Airports are a minefield for anybody. The increased security, while entirely necessary, makes getting through on to a plane no mean feat. Airports and wheelchairs? Just adds to the complication.
I’ve been through a few airports, got on a few planes and even done a solo trip or two. So I’ve picked a few helpful hints and tricks over the years. Being the nice guy that I am – I like to share the knowledge that I have.
The first thing in the wheelchair flight survival guide is always to make sure the airline know you are coming. Whatever the airline, whatever type of flight, always make sure that they know you are coming and have a seat booked for you.
Then you need to think about to prepare your chair. If it is going to go in the hold, you need to think about removing anything that could get lost or damaged. I’ve lost cushions and all sorts over the years. Its important to think about what you might need to keep hold of. This might be meds or pieces of assistive tech. Depending on how long your flight is, these things could be really important to you.
On the meds side of things, this is where I think products like Sabi – are so good. They allow you the flexibility to say – “This is what I need right now and this is what I’ll need later.” I really like them because the whole range is useful but stylish to.
Before you travel with your expensive wheelchair, scooter and power chair – give yourself peace of mind – get insurance.
So before you fly with your wheelchair – sit and consider all this stuff.

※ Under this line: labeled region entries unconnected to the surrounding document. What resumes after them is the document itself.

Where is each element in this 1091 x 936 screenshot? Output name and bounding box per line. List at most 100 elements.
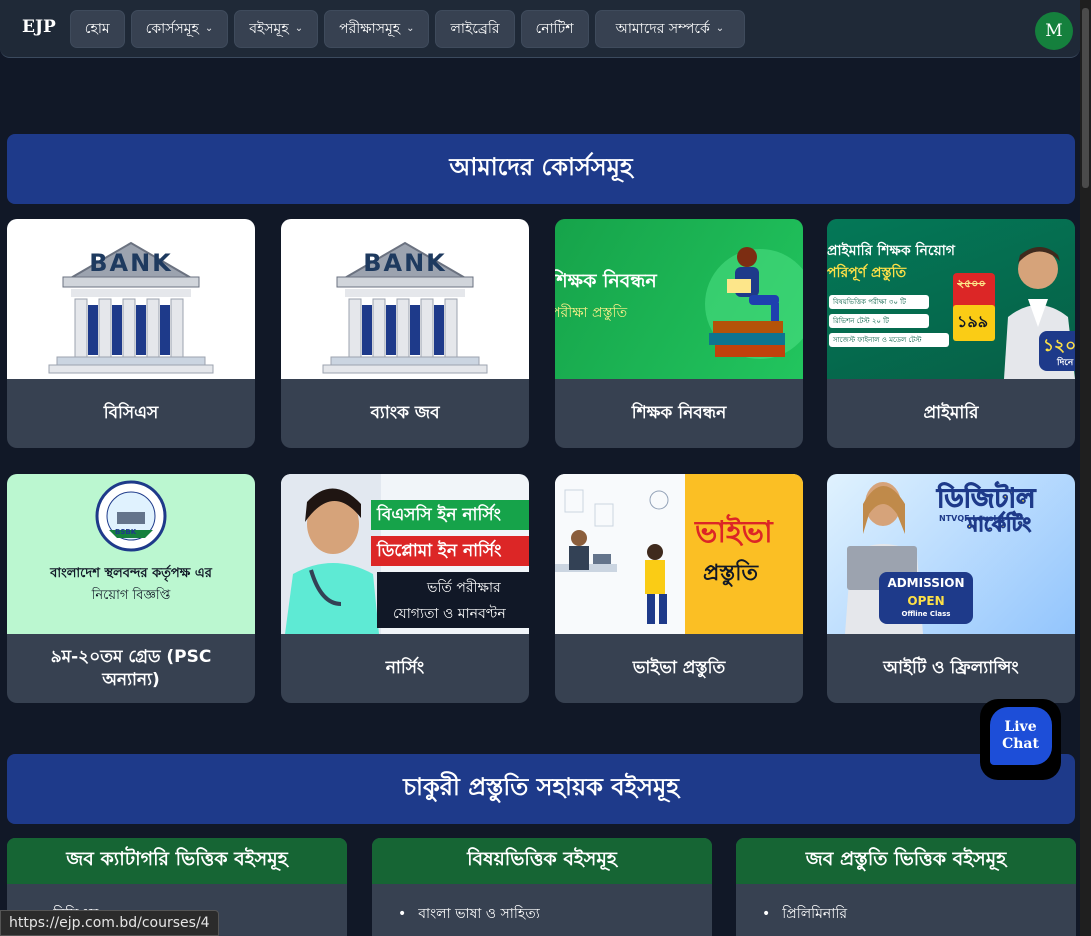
reading-student-icon (709, 247, 785, 357)
banner-bullet: রিভিশন টেস্ট ২০ টি (829, 314, 929, 328)
price-new: ১৯৯ (957, 312, 989, 331)
link-status-url: https://ejp.com.bd/courses/4 (0, 910, 219, 936)
course-image-viva: ভাইভা প্রস্তুতি (555, 474, 803, 634)
interview-scene-icon (555, 474, 685, 634)
course-image-bank: BANK (281, 219, 529, 379)
course-image-bsbk: BSBK বাংলাদেশ স্থলবন্দর কর্তৃপক্ষ এর নিয… (7, 474, 255, 634)
nav-label: লাইব্রেরি (450, 20, 500, 37)
course-card-bank-job[interactable]: BANK ব্যাংক জব (281, 219, 529, 448)
banner-headline: বাংলাদেশ স্থলবন্দর কর্তৃপক্ষ এর (50, 566, 212, 581)
book-list: প্রিলিমিনারি (736, 884, 1076, 926)
course-card-label: শিক্ষক নিবন্ধন (631, 403, 727, 424)
banner-subline: মার্কেটিং (966, 512, 1032, 537)
book-column-title: জব ক্যাটাগরি ভিত্তিক বইসমূহ (7, 838, 347, 884)
brand-logo[interactable]: EJP (22, 17, 56, 37)
banner-green-bar: বিএসসি ইন নার্সিং (371, 500, 529, 530)
book-category-preparation: জব প্রস্তুতি ভিত্তিক বইসমূহ প্রিলিমিনারি (736, 838, 1076, 936)
user-avatar[interactable]: M (1035, 12, 1073, 50)
course-card-label: ভাইভা প্রস্তুতি (632, 658, 726, 679)
admission-text: ADMISSION (887, 576, 965, 590)
banner-line: ডিপ্লোমা ইন নার্সিং (377, 541, 502, 561)
nav-courses-dropdown[interactable]: কোর্সসমূহ ⌄ (130, 9, 229, 48)
open-text: OPEN (907, 594, 945, 608)
bsbk-emblem-icon (95, 480, 167, 552)
nav-label: বইসমূহ (249, 20, 289, 37)
banner-headline: ভাইভা (695, 515, 773, 550)
page-scrollbar[interactable] (1080, 0, 1091, 936)
nav-exams-dropdown[interactable]: পরীক্ষাসমূহ ⌄ (324, 9, 430, 48)
book-column-title: জব প্রস্তুতি ভিত্তিক বইসমূহ (736, 838, 1076, 884)
live-chat-button[interactable]: Live Chat (980, 699, 1061, 780)
course-image-teacher: শিক্ষক নিবন্ধন পরীক্ষা প্রস্তুতি (555, 219, 803, 379)
live-chat-line2: Chat (1002, 736, 1039, 752)
course-card-primary[interactable]: প্রাইমারি শিক্ষক নিয়োগ পরিপূর্ণ প্রস্তু… (827, 219, 1075, 448)
courses-section-title: আমাদের কোর্সসমূহ (7, 134, 1075, 204)
course-card-nursing[interactable]: বিএসসি ইন নার্সিং ডিপ্লোমা ইন নার্সিং ভর… (281, 474, 529, 703)
banner-line: বিএসসি ইন নার্সিং (377, 505, 501, 525)
course-image-nursing: বিএসসি ইন নার্সিং ডিপ্লোমা ইন নার্সিং ভর… (281, 474, 529, 634)
top-navbar: EJP হোম কোর্সসমূহ ⌄ বইসমূহ ⌄ পরীক্ষাসমূহ ⌄ … (0, 0, 1080, 58)
course-card-viva[interactable]: ভাইভা প্রস্তুতি ভাইভা প্রস্তুতি (555, 474, 803, 703)
course-card-label: বিসিএস (103, 403, 159, 424)
books-section-title: চাকুরী প্রস্তুতি সহায়ক বইসমূহ (7, 754, 1075, 824)
book-list-item[interactable]: বাংলা ভাষা ও সাহিত্য (398, 902, 712, 926)
course-card-label: আইটি ও ফ্রিল্যান্সিং (883, 658, 1019, 679)
days-badge-unit: দিনে (1057, 358, 1074, 368)
course-card-teacher-registration[interactable]: শিক্ষক নিবন্ধন পরীক্ষা প্রস্তুতি শিক্ষক … (555, 219, 803, 448)
course-card-label: ৯ম-২০তম গ্রেড (PSC অন্যান্য) (50, 646, 212, 690)
nav-library[interactable]: লাইব্রেরি (435, 9, 515, 48)
nav-books-dropdown[interactable]: বইসমূহ ⌄ (234, 9, 319, 48)
bank-building-icon (48, 241, 214, 374)
course-card-label: প্রাইমারি (923, 403, 979, 424)
live-chat-line1: Live (1004, 718, 1037, 735)
course-image-primary: প্রাইমারি শিক্ষক নিয়োগ পরিপূর্ণ প্রস্তু… (827, 219, 1075, 379)
offline-class-text: Offline Class (901, 610, 951, 618)
book-list: বাংলা ভাষা ও সাহিত্য (372, 884, 712, 926)
nav-label: নোটিশ (535, 20, 574, 37)
chat-bubble-icon: Live Chat (989, 707, 1052, 765)
banner-headline: প্রাইমারি শিক্ষক নিয়োগ (827, 243, 955, 259)
admission-badge: ADMISSION OPEN Offline Class (879, 572, 973, 624)
banner-subline: প্রস্তুতি (703, 561, 759, 586)
chevron-down-icon: ⌄ (204, 23, 214, 34)
course-card-bcs[interactable]: BANK বিসিএস (7, 219, 255, 448)
emblem-text: BSBK (115, 528, 137, 536)
price-new-box: ১৯৯ (953, 305, 995, 341)
book-list-item[interactable]: প্রিলিমিনারি (762, 902, 1076, 926)
chevron-down-icon: ⌄ (294, 23, 304, 34)
book-category-subject: বিষয়ভিত্তিক বইসমূহ বাংলা ভাষা ও সাহিত্য (372, 838, 712, 936)
nav-label: হোম (84, 20, 110, 37)
chevron-down-icon: ⌄ (406, 23, 415, 34)
banner-bullet: সাজেস্ট ফাইনাল ও মডেল টেস্ট (829, 333, 949, 347)
nav-label: আমাদের সম্পর্কে (615, 20, 710, 37)
days-badge: ১২০ দিনে (1039, 331, 1075, 371)
banner-bullet: বিষয়ভিত্তিক পরীক্ষা ৩০ টি (829, 295, 929, 309)
banner-black-box: ভর্তি পরীক্ষার যোগ্যতা ও মানবণ্টন (377, 572, 529, 628)
nav-label: কোর্সসমূহ (145, 20, 199, 37)
price-old: ২৫০০ (957, 277, 986, 290)
banner-line: যোগ্যতা ও মানবণ্টন (393, 606, 506, 622)
course-image-digital-marketing: ডিজিটাল NTVQF Level-1 মার্কেটিং ADMISSIO… (827, 474, 1075, 634)
nav-notice[interactable]: নোটিশ (520, 9, 589, 48)
bank-building-icon (322, 241, 488, 374)
course-image-bank: BANK (7, 219, 255, 379)
course-card-it-freelancing[interactable]: ডিজিটাল NTVQF Level-1 মার্কেটিং ADMISSIO… (827, 474, 1075, 703)
banner-subline: পরীক্ষা প্রস্তুতি (555, 305, 628, 321)
bank-sign-text: BANK (89, 249, 173, 277)
banner-red-bar: ডিপ্লোমা ইন নার্সিং (371, 536, 529, 566)
nav-label: পরীক্ষাসমূহ (339, 20, 401, 37)
nav-home[interactable]: হোম (69, 9, 125, 48)
nurse-portrait-icon (281, 474, 381, 634)
banner-line: ভর্তি পরীক্ষার (427, 580, 501, 596)
chevron-down-icon: ⌄ (715, 23, 725, 34)
course-card-grade-9-20[interactable]: BSBK বাংলাদেশ স্থলবন্দর কর্তৃপক্ষ এর নিয… (7, 474, 255, 703)
book-column-title: বিষয়ভিত্তিক বইসমূহ (372, 838, 712, 884)
banner-subline: নিয়োগ বিজ্ঞপ্তি (91, 588, 171, 603)
banner-headline: শিক্ষক নিবন্ধন (555, 270, 657, 292)
banner-subline: পরিপূর্ণ প্রস্তুতি (827, 265, 907, 281)
scrollbar-thumb[interactable] (1082, 8, 1089, 188)
nav-about-dropdown[interactable]: আমাদের সম্পর্কে ⌄ (594, 9, 746, 48)
banner-yellow-panel: ভাইভা প্রস্তুতি (685, 474, 803, 634)
course-card-label: নার্সিং (385, 658, 425, 679)
bank-sign-text: BANK (363, 249, 447, 277)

The answers will tell you what know of bag(s) that you need.
I recently did a review of the Cabin Max Mertz and I have to say that I really like it. It means that I can still push my wheelchair myself through the airport. When I reflected on it though – my thought was that I could really do with something else to stash a few essentials into. Then I had a lightbulb moment!

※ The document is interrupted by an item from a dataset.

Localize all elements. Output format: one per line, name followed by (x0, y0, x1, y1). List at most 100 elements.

Trabasack is the thing that I need to stash my money, and my essentials and keep them in easy reach.
Top Tips For Check In
There isn’t much to say here really. Mostly staff are really well trained these days. I do have a couple of tips though:
- Lots of airlines now have apps where you can store securely your boarding passes. This means less paper and less stuff to handle because lets face it, us wheelchair users never have a free hand.
- They will need to tag your chair to put it in the hold – do not let them put it on anywhere but the back bar of your chair. Anywhere else and it just gets in the way.
My circulation isn’t generally a problem. But having said that even I feel it a little after a flight of 4 hours plus. Flight socks aren’t sexy. But hey, nobody needs to know your wearing them. Same goes for getting to the toilet. When the queue is a mile deep and the isle is tiny, you may think better of it and wear a discreet catheter.